Unemployment, not rate hikes, leads to insolvency

Last week, the Canadian Association of Insolvency and Restructuring Professionals warned that rising interest rates could result in more insolvency filings, but Ira and Brandon Smith believe that belies a greater truth

Unemployment, not rate hikes, leads to insolvency

Last week, the Canadian Association of Insolvency and Restructuring Professionals warned that rising interest rates could result in more insolvency filings, but Ira and Brandon Smith believe that belies a greater truth.

While CAIRP pointed to antecedent periods during which insolvency filings followed rate hikes within a couple of years, the father-son duo at Ira Smith Trustee & Receivership Inc. believe the real culprit for bankruptcies and consumer protections is unemployment.

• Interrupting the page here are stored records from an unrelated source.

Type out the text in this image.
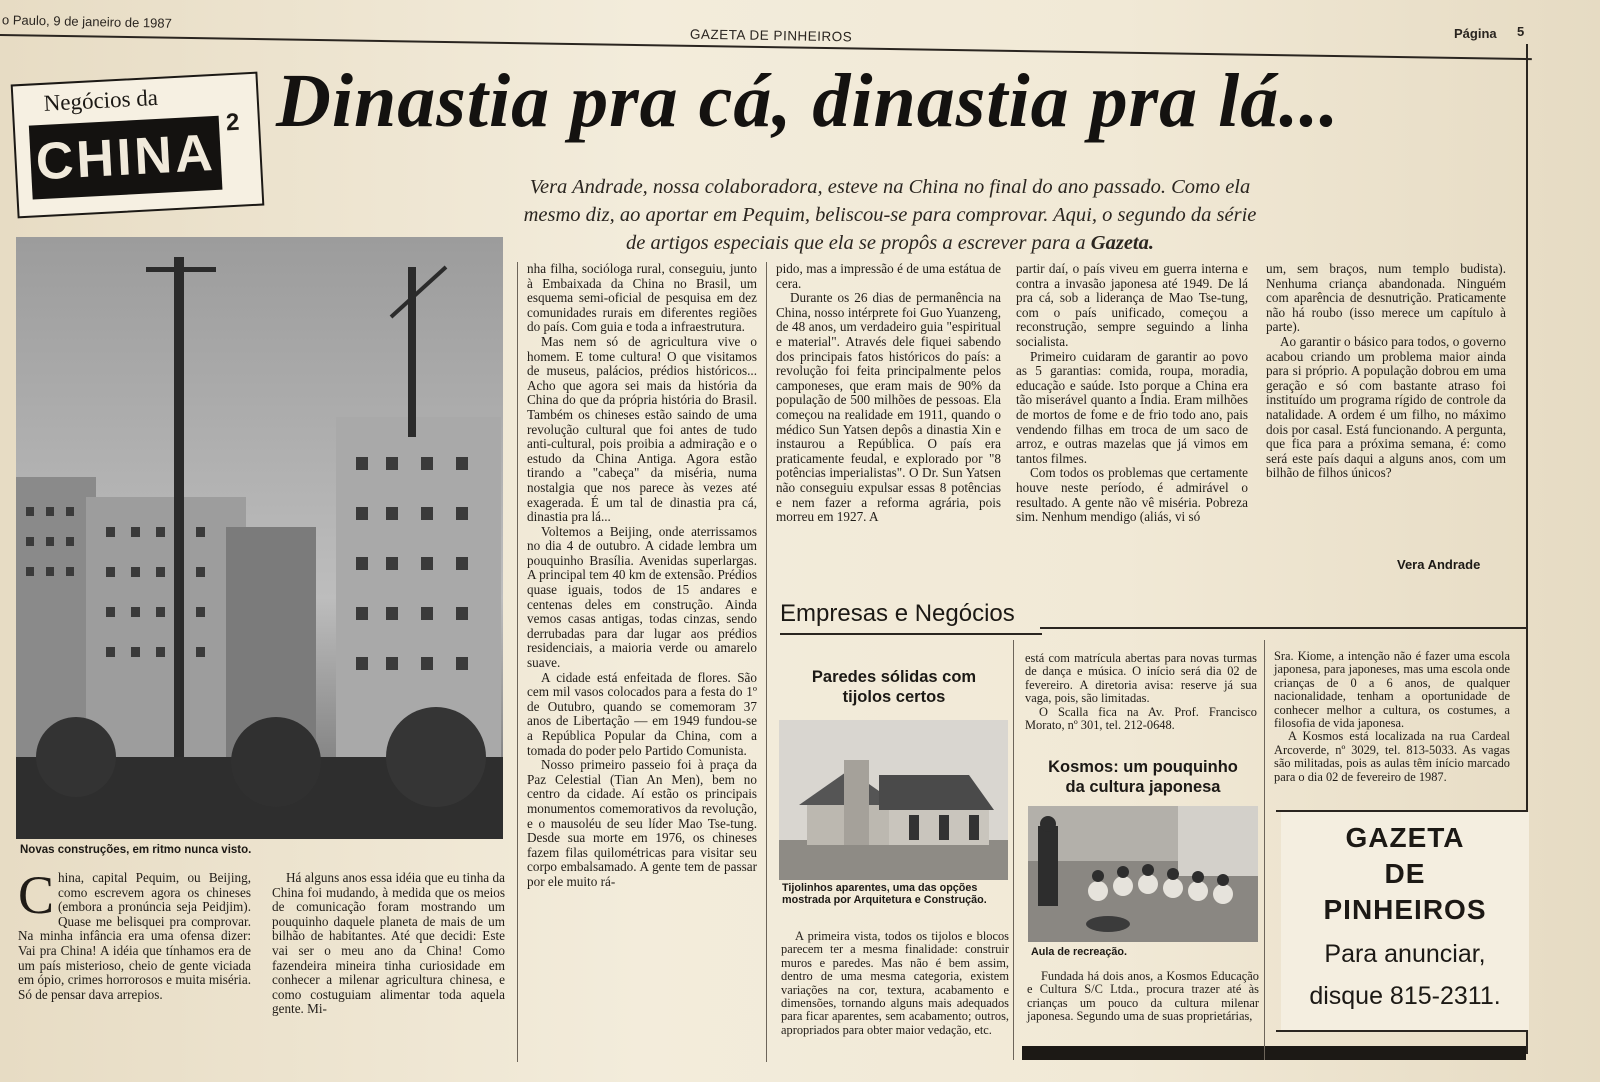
o Paulo, 9 de janeiro de 1987
GAZETA DE PINHEIROS	Página 5
Negócios da
CHINA
2 Dinastia pra cá, dinastia pra lá...
Vera Andrade, nossa colaboradora, esteve na China no final do ano passado. Como ela
mesmo diz, ao aportar em Pequim, beliscou-se para comprovar. Aqui, o segundo da série
de artigos especiais que ela se propôs a escrever para a Gazeta.
Novas construções, em ritmo nunca visto.

China, capital Pequim, ou Beijing, como escrevem agora os chineses (embora a pronúncia seja Peidjim). Quase me belisquei pra comprovar. Na minha infância era uma ofensa dizer: Vai pra China! A idéia que tínhamos era de um país misterioso, cheio de gente viciada em ópio, crimes horrorosos e muita miséria. Só de pensar dava arrepios.

Há alguns anos essa idéia que eu tinha da China foi mudando, à medida que os meios de comunicação foram mostrando um pouquinho daquele planeta de mais de um bilhão de habitantes. Até que decidi: Este vai ser o meu ano da China! Como fazendeira mineira tinha curiosidade em conhecer a milenar agricultura chinesa, e como costuguiam alimentar toda aquela gente. Mi-

nha filha, socióloga rural, conseguiu, junto à Embaixada da China no Brasil, um esquema semi-oficial de pesquisa em dez comunidades rurais em diferentes regiões do país. Com guia e toda a infraestrutura.

Mas nem só de agricultura vive o homem. E tome cultura! O que visitamos de museus, palácios, prédios históricos... Acho que agora sei mais da história da China do que da própria história do Brasil. Também os chineses estão saindo de uma revolução cultural que foi antes de tudo anti-cultural, pois proibia a admiração e o estudo da China Antiga. Agora estão tirando a "cabeça" da miséria, numa nostalgia que nos parece às vezes até exagerada. É um tal de dinastia pra cá, dinastia pra lá...

Voltemos a Beijing, onde aterrissamos no dia 4 de outubro. A cidade lembra um pouquinho Brasília. Avenidas superlargas. A principal tem 40 km de extensão. Prédios quase iguais, todos de 15 andares e centenas deles em construção. Ainda vemos casas antigas, todas cinzas, sendo derrubadas para dar lugar aos prédios residenciais, a maioria verde ou amarelo suave.

A cidade está enfeitada de flores. São cem mil vasos colocados para a festa do 1º de Outubro, quando se comemoram 37 anos de Libertação — em 1949 fundou-se a República Popular da China, com a tomada do poder pelo Partido Comunista.

Nosso primeiro passeio foi à praça da Paz Celestial (Tian An Men), bem no centro da cidade. Aí estão os principais monumentos comemorativos da revolução, e o mausoléu de seu líder Mao Tse-tung. Desde sua morte em 1976, os chineses fazem filas quilométricas para visitar seu corpo embalsamado. A gente tem de passar por ele muito rá-

pido, mas a impressão é de uma estátua de cera.

Durante os 26 dias de permanência na China, nosso intérprete foi Guo Yuanzeng, de 48 anos, um verdadeiro guia "espiritual e material". Através dele fiquei sabendo dos principais fatos históricos do país: a revolução foi feita principalmente pelos camponeses, que eram mais de 90% da população de 500 milhões de pessoas. Ela começou na realidade em 1911, quando o médico Sun Yatsen depôs a dinastia Xin e instaurou a República. O país era praticamente feudal, e explorado por "8 potências imperialistas". O Dr. Sun Yatsen não conseguiu expulsar essas 8 potências e nem fazer a reforma agrária, pois morreu em 1927. A

partir daí, o país viveu em guerra interna e contra a invasão japonesa até 1949. De lá pra cá, sob a liderança de Mao Tse-tung, com o país unificado, começou a reconstrução, sempre seguindo a linha socialista.

Primeiro cuidaram de garantir ao povo as 5 garantias: comida, roupa, moradia, educação e saúde. Isto porque a China era tão miserável quanto a Índia. Eram milhões de mortos de fome e de frio todo ano, pais vendendo filhas em troca de um saco de arroz, e outras mazelas que já vimos em tantos filmes.

Com todos os problemas que certamente houve neste período, é admirável o resultado. A gente não vê miséria. Pobreza sim. Nenhum mendigo (aliás, vi só

um, sem braços, num templo budista). Nenhuma criança abandonada. Ninguém com aparência de desnutrição. Praticamente não há roubo (isso merece um capítulo à parte).

Ao garantir o básico para todos, o governo acabou criando um problema maior ainda para si próprio. A população dobrou em uma geração e só com bastante atraso foi instituído um programa rígido de controle da natalidade. A ordem é um filho, no máximo dois por casal. Está funcionando. A pergunta, que fica para a próxima semana, é: como será este país daqui a alguns anos, com um bilhão de filhos únicos?

Vera Andrade
Empresas e Negócios
Paredes sólidas com
tijolos certos
Tijolinhos aparentes, uma das opções mostrada por Arquitetura e Construção.

A primeira vista, todos os tijolos e blocos parecem ter a mesma finalidade: construir muros e paredes. Mas não é bem assim, dentro de uma mesma categoria, existem variações na cor, textura, acabamento e dimensões, tornando alguns mais adequados para ficar aparentes, sem acabamento; outros, apropriados para obter maior vedação, etc.

está com matrícula abertas para novas turmas de dança e música. O início será dia 02 de fevereiro. A diretoria avisa: reserve já sua vaga, pois, são limitadas.

O Scalla fica na Av. Prof. Francisco Morato, nº 301, tel. 212-0648.

Kosmos: um pouquinho
da cultura japonesa
Aula de recreação.

Fundada há dois anos, a Kosmos Educação e Cultura S/C Ltda., procura trazer até às crianças um pouco da cultura milenar japonesa. Segundo uma de suas proprietárias,

Sra. Kiome, a intenção não é fazer uma escola japonesa, para japoneses, mas uma escola onde crianças de 0 a 6 anos, de qualquer nacionalidade, tenham a oportunidade de conhecer melhor a cultura, os costumes, a filosofia de vida japonesa.

A Kosmos está localizada na rua Cardeal Arcoverde, nº 3029, tel. 813-5033. As vagas são militadas, pois as aulas têm início marcado para o dia 02 de fevereiro de 1987.

GAZETA
DE
PINHEIROS
Para anunciar,
disque 815-2311.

“Interest rates changed a little bit in the 2008 to 2010 period, but there was a lag time in unemployment,” said Ira Smith. “As unemployment went up, there was a slight rise in insolvencies. The interest rate not only caused harm to consumers but also to companies. When companies’ costs go up and they have to keep producing profits for shareholders, they look at cutting other costs. Labour is good to cut and that’s what must have happened because unemployment went up.”

Although CAIRP provided graphs to support its assertions, Brandon Smith says the explanation the former provided lacked depth.

“I saw a much stronger correlation between unemployment and the insolvency rate, almost mirroring it throughout the graph, not just at that one point in time,” he said. “I didn’t see a stark correlation between rate in insolvency and increase or decrease of the interest rate.”

In recent years, surging home equities in tandem with low interest rates have allowed homeowners to consolidate unsecured debt, however, with the Bank of Canada committed to raising the benchmark rate through next year and home values peaking, turbulent times could be ahead.

“With the new stress test, people may not qualify for more financing, and as rates go up that will give consumers problems, as they can’t refinance anymore to a lower-rate mortgage or home equity line of credit to pay off their 20-odd-percent credit card debt,” said Smith. “If unemployment goes up as a result of interest rates going up, it will be a double whammy.”

Exacerbating that problem is Canadians’ addiction to debt, for which the national average could hit 200% of income by 2020.

“Canadians have been able to ride a wave of rising house prices and low mortgage rates and financing themselves, but they may very soon hit a brick wall of the higher interest rate, stress test and real estate values reaching their peak,” said B. Smith.